China and India have joined the ranks of the world's biggest car owners as millions of people swap their motorcycles for four wheels, according to a survey released on Thursday.
Nine per cent of Indians and six per cent of Chinese aged 18 and above now own a car, making them the 11th and 12th highest-ranking countries worldwide for car sales.
However, the level of car ownership in the two countries is way behind the US where 89 per cent own a car, Britain where 80 per cent own a car and Germany where 76 per cent own a car, found the Nielsen Company market research group.
The Asia-Pacific region's top country for car ownership is New Zealand where 82 per cent own a car followed by South Korea at 74 per cent, Australia at 70 per cent, Malaysia at 67 per cent and Taiwan at 66 per cent.
Thirty-one per cent of Thai adults have a car while only 21 per cent of Singaporeans and 16 per cent of Hong Kongers own one.
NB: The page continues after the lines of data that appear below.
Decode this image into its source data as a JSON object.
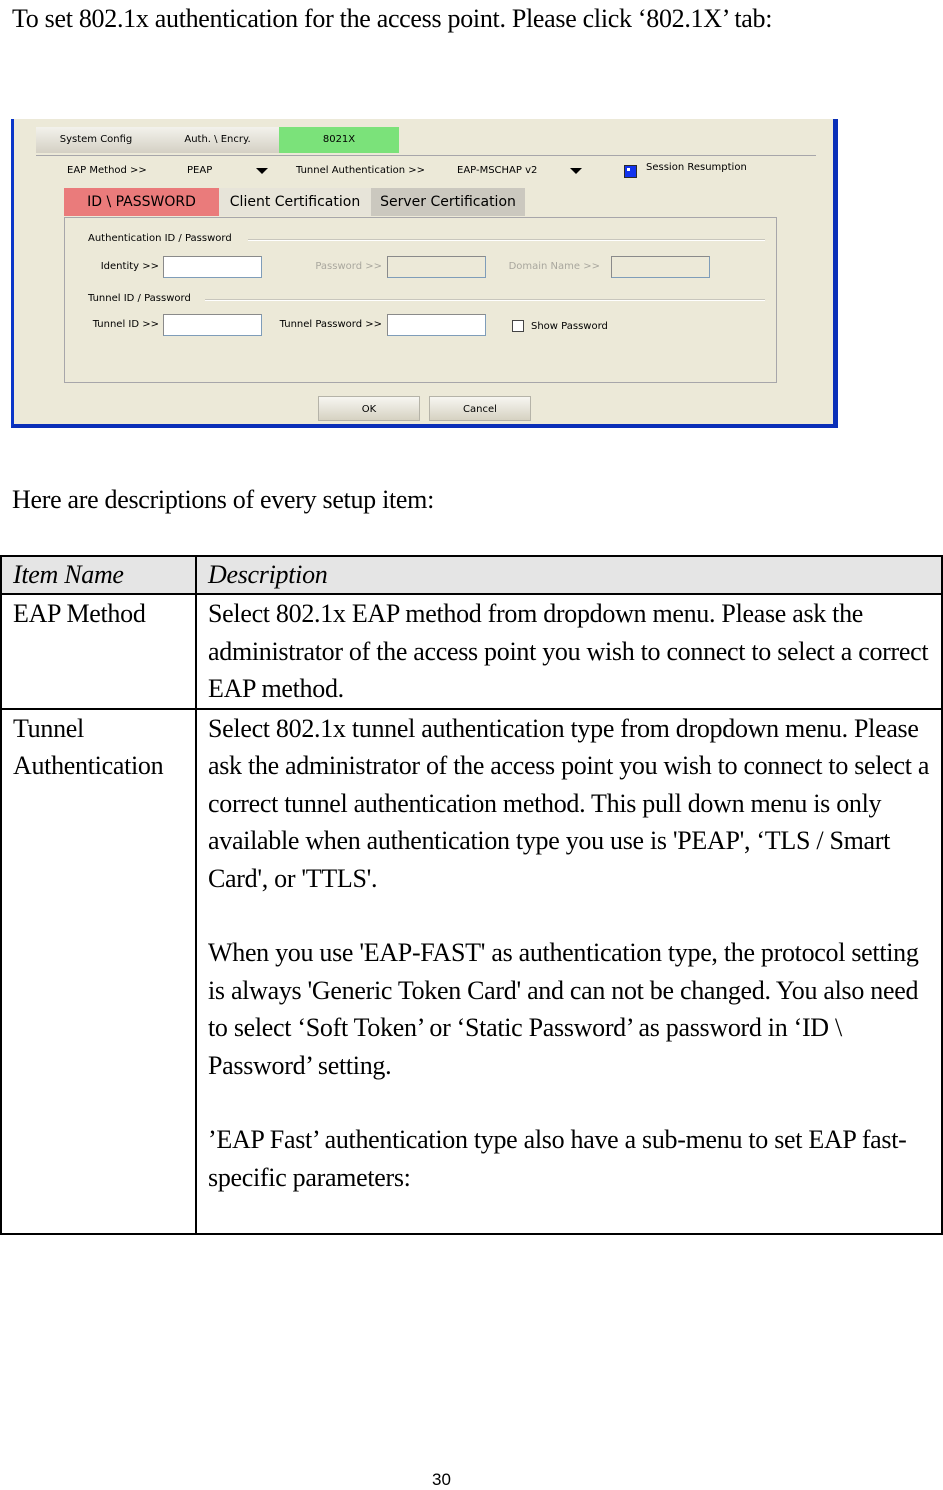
{
  "intro": "To set 802.1x authentication for the access point. Please click ‘802.1X’ tab:",
  "dialog": {
    "top_tabs": [
      "System Config",
      "Auth. \\ Encry.",
      "8021X"
    ],
    "active_top_tab": "8021X",
    "eap_method_label": "EAP Method >>",
    "eap_method_value": "PEAP",
    "tunnel_auth_label": "Tunnel Authentication >>",
    "tunnel_auth_value": "EAP-MSCHAP v2",
    "session_resumption_label": "Session Resumption",
    "session_resumption_checked": true,
    "inner_tabs": [
      "ID \\ PASSWORD",
      "Client Certification",
      "Server Certification"
    ],
    "active_inner_tab": "ID \\ PASSWORD",
    "group_auth": "Authentication ID / Password",
    "identity_label": "Identity >>",
    "identity_value": "",
    "password_label": "Password >>",
    "password_value": "",
    "domain_label": "Domain Name >>",
    "domain_value": "",
    "group_tunnel": "Tunnel ID / Password",
    "tunnel_id_label": "Tunnel ID >>",
    "tunnel_id_value": "",
    "tunnel_password_label": "Tunnel Password >>",
    "tunnel_password_value": "",
    "show_password_label": "Show Password",
    "show_password_checked": false,
    "ok_label": "OK",
    "cancel_label": "Cancel",
    "colors": {
      "active_top_tab": "#7be27a",
      "active_inner_tab": "#ea7b7b",
      "window_border": "#0a36c9",
      "background": "#ece9d8"
    }
  },
  "subhead": "Here are descriptions of every setup item:",
  "table": {
    "headers": [
      "Item Name",
      "Description"
    ],
    "rows": [
      {
        "name": "EAP Method",
        "paragraphs": [
          "Select 802.1x EAP method from dropdown menu. Please ask the administrator of the access point you wish to connect to select a correct EAP method."
        ]
      },
      {
        "name": "Tunnel Authentication",
        "paragraphs": [
          "Select 802.1x tunnel authentication type from dropdown menu. Please ask the administrator of the access point you wish to connect to select a correct tunnel authentication method. This pull down menu is only available when authentication type you use is 'PEAP', ‘TLS / Smart Card', or 'TTLS'.",
          "When you use 'EAP-FAST' as authentication type, the protocol setting is always 'Generic Token Card' and can not be changed. You also need to select ‘Soft Token’ or ‘Static Password’ as password in ‘ID \\ Password’ setting.",
          "’EAP Fast’ authentication type also have a sub-menu to set EAP fast-specific parameters:"
        ]
      }
    ]
  },
  "page_number": "30"
}
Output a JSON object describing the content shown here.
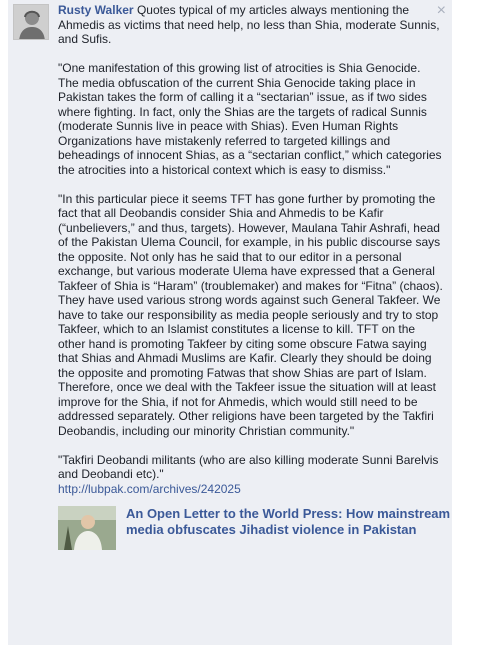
{
  "comment": {
    "author": "Rusty Walker",
    "intro": "Quotes typical of my articles always mentioning the Ahmedis as victims that need help, no less than Shia, moderate Sunnis, and Sufis.",
    "paragraphs": [
      "\"One manifestation of this growing list of atrocities is Shia Genocide. The media obfuscation of the current Shia Genocide taking place in Pakistan takes the form of calling it a “sectarian” issue, as if two sides where fighting. In fact, only the Shias are the targets of radical Sunnis (moderate Sunnis live in peace with Shias). Even Human Rights Organizations have mistakenly referred to targeted killings and beheadings of innocent Shias, as a “sectarian conflict,” which categories the atrocities into a historical context which is easy to dismiss.\"",
      "\"In this particular piece it seems TFT has gone further by promoting the fact that all Deobandis consider Shia and Ahmedis to be Kafir (“unbelievers,” and thus, targets). However, Maulana Tahir Ashrafi, head of the Pakistan Ulema Council, for example, in his public discourse says the opposite. Not only has he said that to our editor in a personal exchange, but various moderate Ulema have expressed that a General Takfeer of Shia is “Haram” (troublemaker) and makes for “Fitna” (chaos). They have used various strong words against such General Takfeer. We have to take our responsibility as media people seriously and try to stop Takfeer, which to an Islamist constitutes a license to kill. TFT on the other hand is promoting Takfeer by citing some obscure Fatwa saying that Shias and Ahmadi Muslims are Kafir. Clearly they should be doing the opposite and promoting Fatwas that show Shias are part of Islam. Therefore, once we deal with the Takfeer issue the situation will at least improve for the Shia, if not for Ahmedis, which would still need to be addressed separately. Other religions have been targeted by the Takfiri Deobandis, including our minority Christian community.\"",
      "\"Takfiri Deobandi militants (who are also killing moderate Sunni Barelvis and Deobandi etc).\""
    ],
    "link_text": "http://lubpak.com/archives/242025",
    "close_label": "×"
  },
  "attachment": {
    "title": "An Open Letter to the World Press: How mainstream media obfuscates Jihadist violence in Pakistan"
  }
}
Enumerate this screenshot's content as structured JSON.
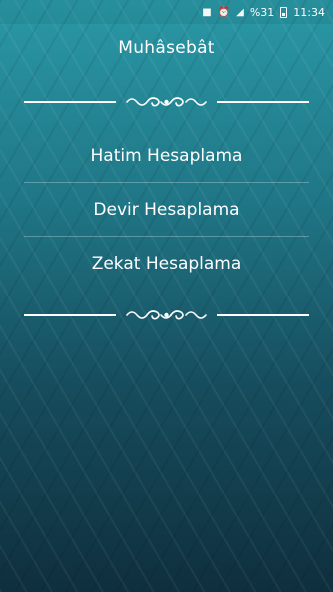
{
  "status_bar": {
    "battery": "%31",
    "time": "11:34"
  },
  "header": {
    "title": "Muhâsebât"
  },
  "menu": {
    "items": [
      {
        "label": "Hatim Hesaplama"
      },
      {
        "label": "Devir Hesaplama"
      },
      {
        "label": "Zekat Hesaplama"
      }
    ]
  },
  "icons": [
    "alarm-icon",
    "lock-icon",
    "signal-icon",
    "battery-icon",
    "ornament-icon"
  ]
}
Ten per cent of people in the Philippines and 8 per cent of Indonesians are car owners.
The world's fastest growing car markets are China and India, the report found, and car manufacturers invested $1.85 billion on marketing in China in 2006, nearly half the region's total car advertising spending.
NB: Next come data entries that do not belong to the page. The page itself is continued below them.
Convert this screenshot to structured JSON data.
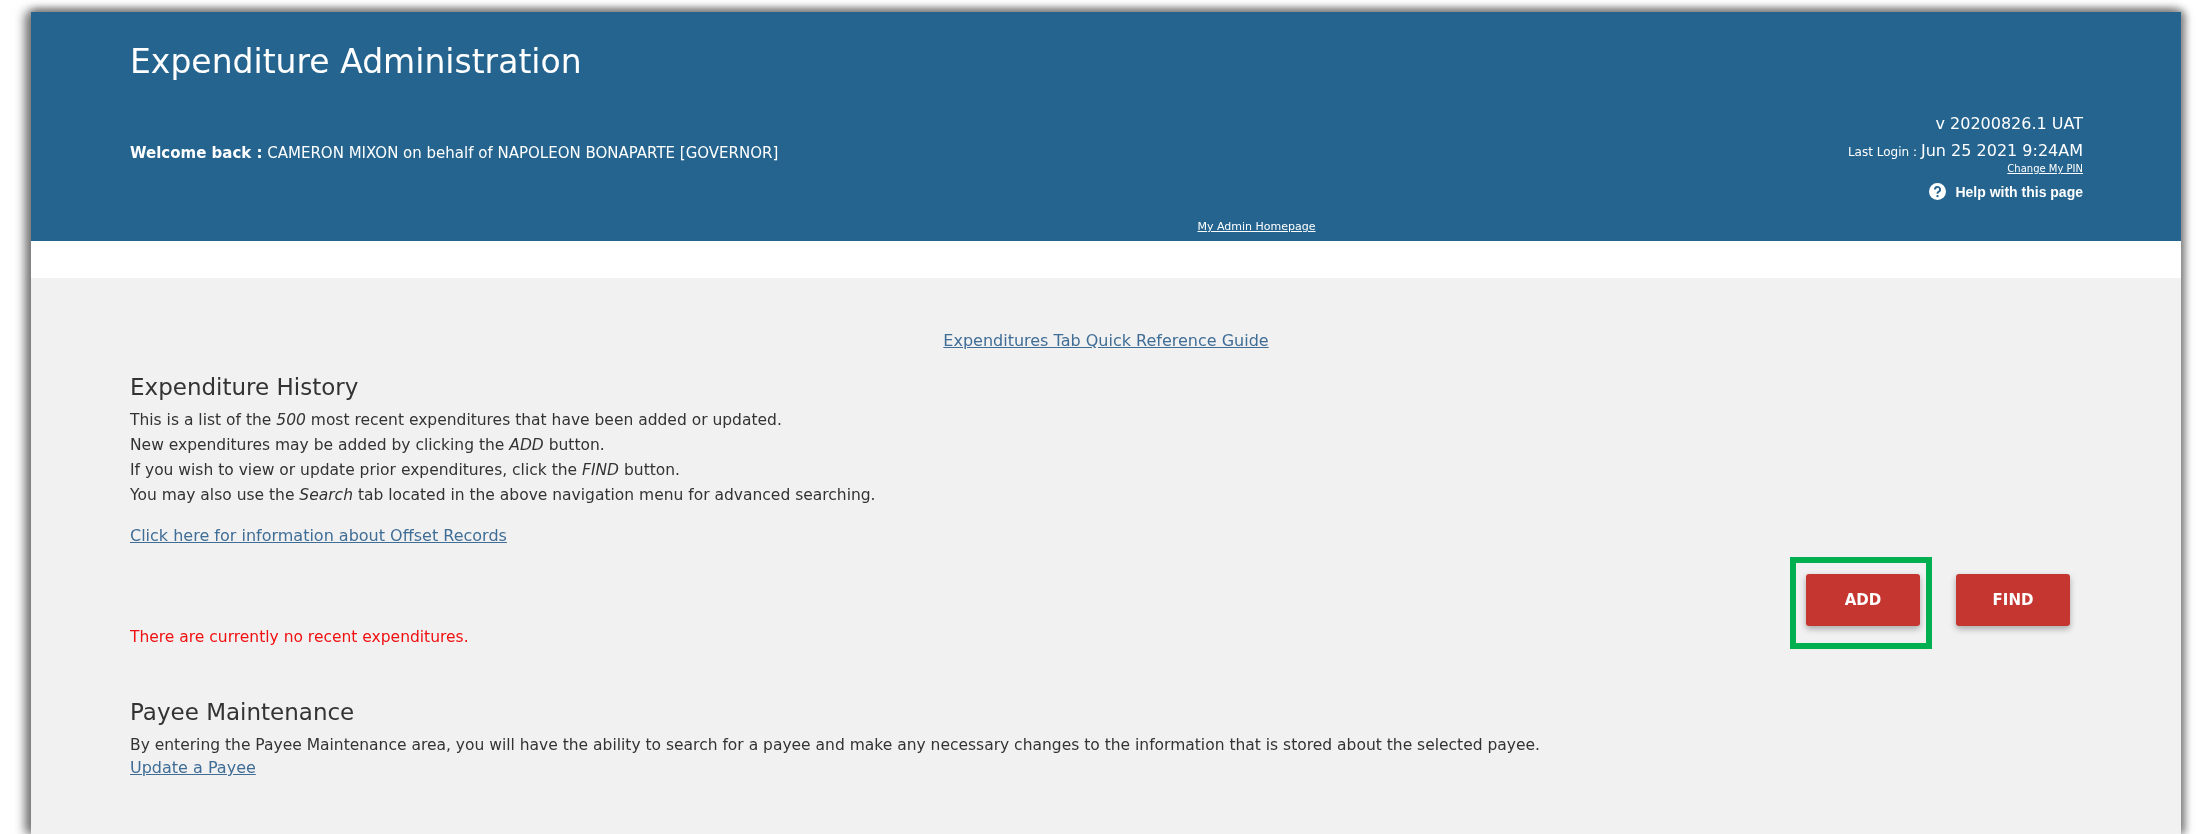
{
  "header": {
    "title": "Expenditure Administration",
    "welcome_label": "Welcome back :",
    "welcome_text": "CAMERON MIXON on behalf of NAPOLEON BONAPARTE [GOVERNOR]",
    "version": "v 20200826.1 UAT",
    "last_login_label": "Last Login :",
    "last_login_value": "Jun 25 2021 9:24AM",
    "change_pin_link": "Change My PIN",
    "help_link": "Help with this page",
    "home_link": "My Admin Homepage"
  },
  "guide_link": "Expenditures Tab Quick Reference Guide",
  "history": {
    "heading": "Expenditure History",
    "lines": [
      "This is a list of the *500* most recent expenditures that have been added or updated.",
      "New expenditures may be added by clicking the *ADD* button.",
      "If you wish to view or update prior expenditures, click the *FIND* button.",
      "You may also use the *Search* tab located in the above navigation menu for advanced searching."
    ],
    "offset_link": "Click here for information about Offset Records",
    "buttons": [
      {
        "label": "ADD",
        "highlighted": true
      },
      {
        "label": "FIND",
        "highlighted": false
      }
    ],
    "empty_message": "There are currently no recent expenditures."
  },
  "payee": {
    "heading": "Payee Maintenance",
    "text": "By entering the Payee Maintenance area, you will have the ability to search for a payee and make any necessary changes to the information that is stored about the selected payee.",
    "link": "Update a Payee"
  }
}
Richard Basil-Jones, the Nielsen Company's managing director for Asia Pacific, said: "China's market for car parts and accessories is already huge and car manufacturers will be tapping that potential.
"In addition, with penetration currently sitting at the world's lowest, the opportunity to entice the emerging affluent Chinese consumers into car ownership is immense.
"Because of China's size, increasing penetration by just one or two per cent would bring tremendous rewards for the automotive industry."